# I'm not quiting until my OR1E's ICE engine is beyond repair.



## ntcindetroit (Mar 23, 2017)

The other day, I was celebrating the OR1E's odometer turned over 200,000 Miles or 320,000 KMs. 

Suddenly one night, blue smoke came out under hood after delivering a pizza order to the mobile home park customer. 

I knew it was bad, really bad. I'd need a tow truck and rideshare to go home. It was barely after midnight in a stranger city that I'm not familiar with, it's 500 miles from the place I call home or where I registered to vote or sleep after a long gig day.. 

I was tired and my brain did not work as it was usually. I was sitting there wondering what to do hopelessly.


----------



## ntcindetroit (Mar 23, 2017)

Luckily, a visitor to the customer offered to give me a ride back when he saw I was trying to see what was wrong under the hood. 

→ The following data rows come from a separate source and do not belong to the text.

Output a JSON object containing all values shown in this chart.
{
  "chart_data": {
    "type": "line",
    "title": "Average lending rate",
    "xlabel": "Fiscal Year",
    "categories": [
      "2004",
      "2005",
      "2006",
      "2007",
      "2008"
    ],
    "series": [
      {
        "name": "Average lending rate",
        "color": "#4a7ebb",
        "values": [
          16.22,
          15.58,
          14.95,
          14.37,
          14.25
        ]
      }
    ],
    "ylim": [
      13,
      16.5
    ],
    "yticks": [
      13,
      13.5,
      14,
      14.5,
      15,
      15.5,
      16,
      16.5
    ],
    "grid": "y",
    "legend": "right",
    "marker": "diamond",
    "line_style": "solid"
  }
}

Told the young man my place is more than 20 miles away, he said no problem. 

I gladly accepted the ride and leave the car at the mobile home park overnight.


----------



## New2This (Dec 27, 2015)

You spent the last 6 months in the trailer park?


----------



## Grubhubflub (Jun 16, 2018)

ntcindetroit said:


> The other day, I was celebrating the OR1E's odometer turned over 200,000 Miles or 320,000 KMs.
> 
> Suddenly one night, blue smoke came out under hood after delivering a pizza order to the mobile home park customer.
> 
> I knew it was bad, really bad. I'd need a tow truck and rideshare to go home. It was barely after midnight in a stranger city that I'm not familiar with, it's 500 miles from the place I call home


How'd you end up 500 miles from "the place you call home"?


----------



## New2This (Dec 27, 2015)

Grubhubflub said:


> How'd you end up 500 miles from "the place you call home"?


Someone in the trailer REALLY liked a specific pizza. 🤷‍♂️


----------